The digital realm comes alive in Aaron Koblin ’s Flight Patterns, where raw data transforms into a mesmerizing visualization of movement. The work has hidden patterns like the invisibles that connect us all, presenting a poetic story of global interconnectedness. Similarly, Bill Viola ’s A Phrase from ‘Illumination’ (2011) and Lindsay Kokoska´s Echoes of Light use light as a fleeting medium, capturing the delicate beauty of everyday experiences.
The collection also explores introspection and memory. Laurence Fuller’s When My Sister Was Lost offers a poignant meditation on loss, while John Sanborn’s Anaphora employs linguistic repetition to examine identity and meaning, illustrating how fragments of the past continue to shape the present.
Themes of transformation and fluidity surface in pieces like Studio Above & Below´s Latent Liquid, which challenges perceptions, and Manuel Tozzi ’s Waving Mountains, whose organic movements evoke the sublime rhythms of nature.
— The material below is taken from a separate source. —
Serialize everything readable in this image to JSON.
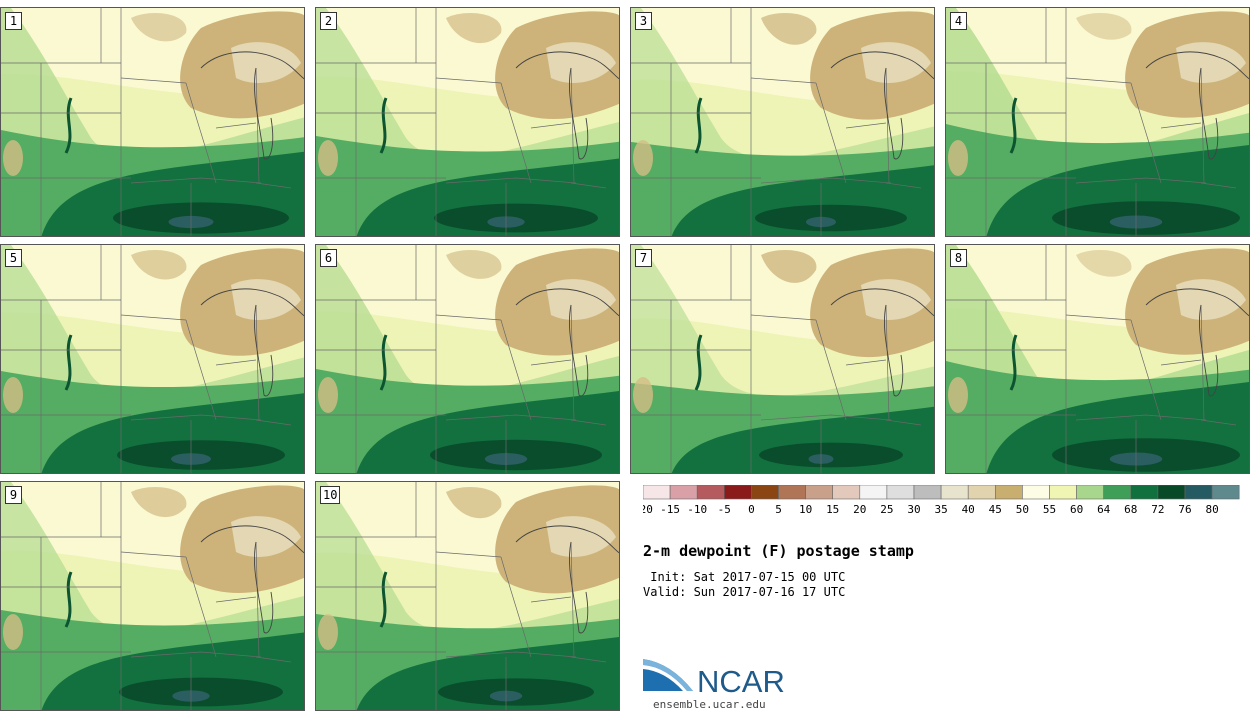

Yuma Yanagisawa’s Reverie: Dubai (Landscape) stretches the boundaries of reality, blending surreal landscapes with imagination of real spaces in the world.
This collection is more than a gathering of artworks—it’s an invitation to explore how art and technology intertwine to transform our perception of reality. Each piece reveals the creative possibilities of this connection, where the fleeting gains permanence, and the eternal is reimagined through new lenses.
In the end, these works prompt us to reconsider our relationship with the ephemeral and the enduring, offering a renewed appreciation for art’s ability to inspire, transform, and connect us in the digital age.